38 En Jezus, opgestaan zijnde uit de synagoge, ging in het huis van Simon; en Simons vrouws moeder was met een grote koorts bevangen, en zij baden Hem voor haar.
Ao sair da sinagoga, Jesus foi para a casa de Simão. A sogra de Simão estava doente, com uma febre muito alta, e eles pediram que Jesus a ajudasse.
39 En staande boven haar, bestrafte Hij de koorts, en de koorts verliet haar; en zij van stonde aan opstaande, diende henlieden.
Jesus foi e ficou perto dela. Ele ordenou que a febre passasse e, assim, aconteceu. Ela se levantou imediatamente e preparou uma refeição para eles.
40 En als de zon onderging, brachten allen, die kranken hadden, met verscheidene ziekten bevangen, die tot Hem, en Hij leide een iegelijk van hen de handen op, en genas dezelve.
Quando o sol se pôs, eles levaram a Jesus todos que estavam doentes, sofrendo de várias doenças. Ele colocou as suas mãos sobre eles, um após o outro, e todos foram curados.
41 En er voeren ook duivelen uit van velen, roepende en zeggende: Gij zijt de Christus, de Zone Gods! En hen bestraffende, liet Hij die niet spreken, omdat zij wisten, dat Hij de Christus was.

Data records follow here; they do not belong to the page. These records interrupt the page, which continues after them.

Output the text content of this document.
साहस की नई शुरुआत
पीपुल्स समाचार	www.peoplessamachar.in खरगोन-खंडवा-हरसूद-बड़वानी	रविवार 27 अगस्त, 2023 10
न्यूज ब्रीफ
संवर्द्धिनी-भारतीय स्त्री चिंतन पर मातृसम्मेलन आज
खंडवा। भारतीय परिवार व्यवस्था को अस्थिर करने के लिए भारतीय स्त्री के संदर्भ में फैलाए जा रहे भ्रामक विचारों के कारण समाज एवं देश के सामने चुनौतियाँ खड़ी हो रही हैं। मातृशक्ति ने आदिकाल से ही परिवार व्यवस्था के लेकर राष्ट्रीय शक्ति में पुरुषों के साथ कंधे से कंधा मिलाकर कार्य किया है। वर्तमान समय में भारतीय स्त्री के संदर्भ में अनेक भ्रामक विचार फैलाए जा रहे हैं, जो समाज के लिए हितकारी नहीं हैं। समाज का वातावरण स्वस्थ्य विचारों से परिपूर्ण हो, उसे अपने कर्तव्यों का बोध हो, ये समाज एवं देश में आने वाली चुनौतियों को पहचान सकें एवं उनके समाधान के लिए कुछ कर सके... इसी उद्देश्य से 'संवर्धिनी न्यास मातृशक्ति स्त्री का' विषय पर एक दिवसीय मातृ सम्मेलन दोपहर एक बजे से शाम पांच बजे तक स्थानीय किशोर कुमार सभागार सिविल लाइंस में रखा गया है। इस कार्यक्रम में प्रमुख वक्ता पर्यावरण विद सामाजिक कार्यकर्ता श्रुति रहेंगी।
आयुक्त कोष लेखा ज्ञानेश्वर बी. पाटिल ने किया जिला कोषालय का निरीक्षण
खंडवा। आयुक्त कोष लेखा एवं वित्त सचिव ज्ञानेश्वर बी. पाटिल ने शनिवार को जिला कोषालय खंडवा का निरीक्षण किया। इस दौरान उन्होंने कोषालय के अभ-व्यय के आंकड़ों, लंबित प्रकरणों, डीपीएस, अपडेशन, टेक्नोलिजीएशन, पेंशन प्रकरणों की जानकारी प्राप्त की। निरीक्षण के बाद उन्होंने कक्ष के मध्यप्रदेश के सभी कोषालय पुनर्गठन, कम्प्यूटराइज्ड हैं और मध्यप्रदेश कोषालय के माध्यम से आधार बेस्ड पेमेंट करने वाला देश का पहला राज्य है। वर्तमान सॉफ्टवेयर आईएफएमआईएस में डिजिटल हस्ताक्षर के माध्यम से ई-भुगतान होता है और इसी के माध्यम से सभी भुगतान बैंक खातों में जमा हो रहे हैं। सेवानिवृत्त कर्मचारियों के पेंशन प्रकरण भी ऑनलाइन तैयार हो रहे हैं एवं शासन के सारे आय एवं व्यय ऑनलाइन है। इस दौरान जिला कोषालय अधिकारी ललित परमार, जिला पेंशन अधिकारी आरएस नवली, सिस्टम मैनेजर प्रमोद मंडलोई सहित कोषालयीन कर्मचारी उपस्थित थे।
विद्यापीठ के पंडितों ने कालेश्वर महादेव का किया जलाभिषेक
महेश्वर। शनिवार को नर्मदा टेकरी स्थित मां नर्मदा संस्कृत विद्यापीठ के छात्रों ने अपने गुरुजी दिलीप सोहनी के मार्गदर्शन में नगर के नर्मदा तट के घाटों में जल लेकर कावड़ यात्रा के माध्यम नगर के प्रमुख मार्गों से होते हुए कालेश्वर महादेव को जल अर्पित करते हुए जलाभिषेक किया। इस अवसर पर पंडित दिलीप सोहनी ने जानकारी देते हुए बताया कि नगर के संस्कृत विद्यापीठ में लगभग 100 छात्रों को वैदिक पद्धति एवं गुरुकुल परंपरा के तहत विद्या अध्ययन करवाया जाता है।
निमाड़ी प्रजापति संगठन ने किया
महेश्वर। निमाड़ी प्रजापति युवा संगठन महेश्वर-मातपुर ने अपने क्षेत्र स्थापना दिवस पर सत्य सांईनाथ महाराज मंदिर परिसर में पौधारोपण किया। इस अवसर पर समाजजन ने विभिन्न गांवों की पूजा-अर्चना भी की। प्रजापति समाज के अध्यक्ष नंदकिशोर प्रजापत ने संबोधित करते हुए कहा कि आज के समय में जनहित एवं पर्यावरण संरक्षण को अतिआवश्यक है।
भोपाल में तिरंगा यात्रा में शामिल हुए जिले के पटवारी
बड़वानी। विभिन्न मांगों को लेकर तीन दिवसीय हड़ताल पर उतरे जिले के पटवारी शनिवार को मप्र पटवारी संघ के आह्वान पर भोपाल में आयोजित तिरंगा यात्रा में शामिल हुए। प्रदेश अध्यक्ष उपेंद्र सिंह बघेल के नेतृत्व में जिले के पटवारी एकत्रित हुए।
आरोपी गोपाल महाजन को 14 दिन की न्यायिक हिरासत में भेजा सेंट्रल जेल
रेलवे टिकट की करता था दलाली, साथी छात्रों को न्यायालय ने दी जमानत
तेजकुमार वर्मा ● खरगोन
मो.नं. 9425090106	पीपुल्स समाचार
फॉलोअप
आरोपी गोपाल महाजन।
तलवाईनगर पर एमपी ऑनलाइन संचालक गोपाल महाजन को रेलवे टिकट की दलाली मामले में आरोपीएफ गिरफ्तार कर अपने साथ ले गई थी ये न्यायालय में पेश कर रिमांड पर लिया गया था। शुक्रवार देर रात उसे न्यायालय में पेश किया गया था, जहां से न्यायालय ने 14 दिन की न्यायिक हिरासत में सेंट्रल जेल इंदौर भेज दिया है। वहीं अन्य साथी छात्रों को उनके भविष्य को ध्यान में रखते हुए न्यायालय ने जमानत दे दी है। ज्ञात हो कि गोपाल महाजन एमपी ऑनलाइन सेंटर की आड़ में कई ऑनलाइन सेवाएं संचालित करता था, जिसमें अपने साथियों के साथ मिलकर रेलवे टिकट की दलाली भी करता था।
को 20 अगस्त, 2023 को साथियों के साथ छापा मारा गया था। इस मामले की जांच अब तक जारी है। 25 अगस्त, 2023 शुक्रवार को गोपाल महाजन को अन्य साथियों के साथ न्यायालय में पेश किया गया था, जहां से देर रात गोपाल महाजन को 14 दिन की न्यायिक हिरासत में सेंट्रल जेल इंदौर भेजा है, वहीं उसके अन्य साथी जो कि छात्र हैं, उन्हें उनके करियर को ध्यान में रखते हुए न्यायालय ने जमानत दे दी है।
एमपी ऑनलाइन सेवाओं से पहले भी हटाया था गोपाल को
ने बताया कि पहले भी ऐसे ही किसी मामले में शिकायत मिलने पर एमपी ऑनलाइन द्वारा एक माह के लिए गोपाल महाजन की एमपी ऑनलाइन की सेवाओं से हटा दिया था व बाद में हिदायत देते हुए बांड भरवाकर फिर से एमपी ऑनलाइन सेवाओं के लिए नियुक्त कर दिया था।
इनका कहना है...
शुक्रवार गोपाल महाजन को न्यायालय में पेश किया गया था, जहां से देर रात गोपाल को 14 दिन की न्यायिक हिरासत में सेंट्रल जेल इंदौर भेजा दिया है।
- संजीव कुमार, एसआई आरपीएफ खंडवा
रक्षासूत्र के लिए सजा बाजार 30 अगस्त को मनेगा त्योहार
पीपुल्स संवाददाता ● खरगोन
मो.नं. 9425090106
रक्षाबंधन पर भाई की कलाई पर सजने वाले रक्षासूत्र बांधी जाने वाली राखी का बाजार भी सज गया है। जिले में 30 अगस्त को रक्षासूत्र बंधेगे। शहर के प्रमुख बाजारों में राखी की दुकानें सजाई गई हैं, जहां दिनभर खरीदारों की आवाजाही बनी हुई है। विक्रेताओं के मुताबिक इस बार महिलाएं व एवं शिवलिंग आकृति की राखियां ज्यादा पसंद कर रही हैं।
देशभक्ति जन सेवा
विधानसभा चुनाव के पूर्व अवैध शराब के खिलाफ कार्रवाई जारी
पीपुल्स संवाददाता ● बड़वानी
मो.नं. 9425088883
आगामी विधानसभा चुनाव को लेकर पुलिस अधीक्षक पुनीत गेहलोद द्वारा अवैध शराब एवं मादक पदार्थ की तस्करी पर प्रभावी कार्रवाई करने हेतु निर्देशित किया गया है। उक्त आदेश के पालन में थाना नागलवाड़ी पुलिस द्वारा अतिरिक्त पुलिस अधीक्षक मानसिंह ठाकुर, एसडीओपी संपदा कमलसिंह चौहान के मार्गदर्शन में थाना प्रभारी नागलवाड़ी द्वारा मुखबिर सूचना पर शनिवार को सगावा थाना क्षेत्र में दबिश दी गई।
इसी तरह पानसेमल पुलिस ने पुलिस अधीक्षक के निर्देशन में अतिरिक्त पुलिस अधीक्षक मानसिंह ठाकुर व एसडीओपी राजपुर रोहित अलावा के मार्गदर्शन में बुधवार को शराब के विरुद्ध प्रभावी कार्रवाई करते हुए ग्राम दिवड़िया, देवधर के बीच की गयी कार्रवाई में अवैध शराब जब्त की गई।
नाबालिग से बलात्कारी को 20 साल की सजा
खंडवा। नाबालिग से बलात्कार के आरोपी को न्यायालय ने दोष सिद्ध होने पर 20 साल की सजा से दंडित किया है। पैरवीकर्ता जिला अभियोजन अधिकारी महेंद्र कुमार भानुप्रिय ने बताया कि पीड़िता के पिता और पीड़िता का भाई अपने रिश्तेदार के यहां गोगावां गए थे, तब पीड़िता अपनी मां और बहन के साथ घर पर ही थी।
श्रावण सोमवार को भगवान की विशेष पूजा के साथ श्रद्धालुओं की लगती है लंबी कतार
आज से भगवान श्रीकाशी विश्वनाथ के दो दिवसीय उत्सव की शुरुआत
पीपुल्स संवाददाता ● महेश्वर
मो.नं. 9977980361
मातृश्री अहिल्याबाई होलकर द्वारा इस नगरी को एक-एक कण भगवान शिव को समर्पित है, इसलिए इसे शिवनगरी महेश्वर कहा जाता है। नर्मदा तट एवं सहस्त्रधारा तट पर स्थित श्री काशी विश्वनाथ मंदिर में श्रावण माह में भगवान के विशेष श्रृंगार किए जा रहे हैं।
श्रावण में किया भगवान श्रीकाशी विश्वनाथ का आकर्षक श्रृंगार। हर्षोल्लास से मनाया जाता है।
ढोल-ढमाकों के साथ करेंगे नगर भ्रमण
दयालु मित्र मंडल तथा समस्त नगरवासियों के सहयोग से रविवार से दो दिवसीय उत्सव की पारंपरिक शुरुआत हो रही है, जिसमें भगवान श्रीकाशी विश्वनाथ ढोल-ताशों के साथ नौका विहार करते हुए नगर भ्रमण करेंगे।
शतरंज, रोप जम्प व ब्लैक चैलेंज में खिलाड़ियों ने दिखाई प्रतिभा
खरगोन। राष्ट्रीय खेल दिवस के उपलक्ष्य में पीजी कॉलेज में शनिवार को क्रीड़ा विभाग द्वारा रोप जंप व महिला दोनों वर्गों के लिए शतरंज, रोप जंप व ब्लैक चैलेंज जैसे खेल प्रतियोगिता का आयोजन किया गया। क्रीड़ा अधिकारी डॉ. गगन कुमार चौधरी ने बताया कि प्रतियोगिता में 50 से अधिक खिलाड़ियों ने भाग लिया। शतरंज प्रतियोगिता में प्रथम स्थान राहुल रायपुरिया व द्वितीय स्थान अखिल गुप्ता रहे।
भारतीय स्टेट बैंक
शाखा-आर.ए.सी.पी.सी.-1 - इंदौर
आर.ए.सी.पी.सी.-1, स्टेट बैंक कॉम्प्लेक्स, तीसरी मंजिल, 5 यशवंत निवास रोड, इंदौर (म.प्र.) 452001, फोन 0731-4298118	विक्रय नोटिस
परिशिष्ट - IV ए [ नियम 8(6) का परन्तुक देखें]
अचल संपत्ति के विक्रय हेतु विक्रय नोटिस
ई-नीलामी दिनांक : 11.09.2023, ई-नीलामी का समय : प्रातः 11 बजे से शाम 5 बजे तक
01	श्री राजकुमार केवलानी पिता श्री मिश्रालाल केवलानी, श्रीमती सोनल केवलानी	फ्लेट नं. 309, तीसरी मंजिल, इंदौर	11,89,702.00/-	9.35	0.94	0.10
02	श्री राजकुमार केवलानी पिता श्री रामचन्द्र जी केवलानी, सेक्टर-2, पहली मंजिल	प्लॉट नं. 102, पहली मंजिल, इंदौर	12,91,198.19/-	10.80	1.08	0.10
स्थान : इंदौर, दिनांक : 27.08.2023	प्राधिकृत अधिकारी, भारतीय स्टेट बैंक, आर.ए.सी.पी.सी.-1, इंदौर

Vários demônios, expulsos das pessoas, gritavam: “Você é o Filho de Deus!” Mas, Jesus os repreendia e se recusava a deixar que eles falassem, pois eles sabiam que ele era o Messias.
42 En als het dag werd, ging Hij uit, en trok naar een woeste plaats; en de scharen zochten Hem, en kwamen tot bij Hem, en hielden Hem op, dat Hij van hen niet zou weggaan.
Na manhã do dia seguinte, Jesus saiu para encontrar um lugar tranquilo e silencioso. Mas, a multidão saiu a sua procura e, finalmente, o encontrou. Eles insistiam para que ele não fosse embora.
43 Maar Hij zeide tot hen: Ik moet ook anderen steden het Evangelie van het Koninkrijk Gods verkondigen; want daartoe ben Ik uitgezonden.
Ele lhes disse: “Eu também preciso ir a outras cidades, para anunciar as boas novas do Reino de Deus. Foi para isso que eu fui enviado.”
44 En Hij predikte in de synagogen van Galilea.
Então, Jesus percorreu as sinagogas da Judeia, anunciando as boas novas do Reino.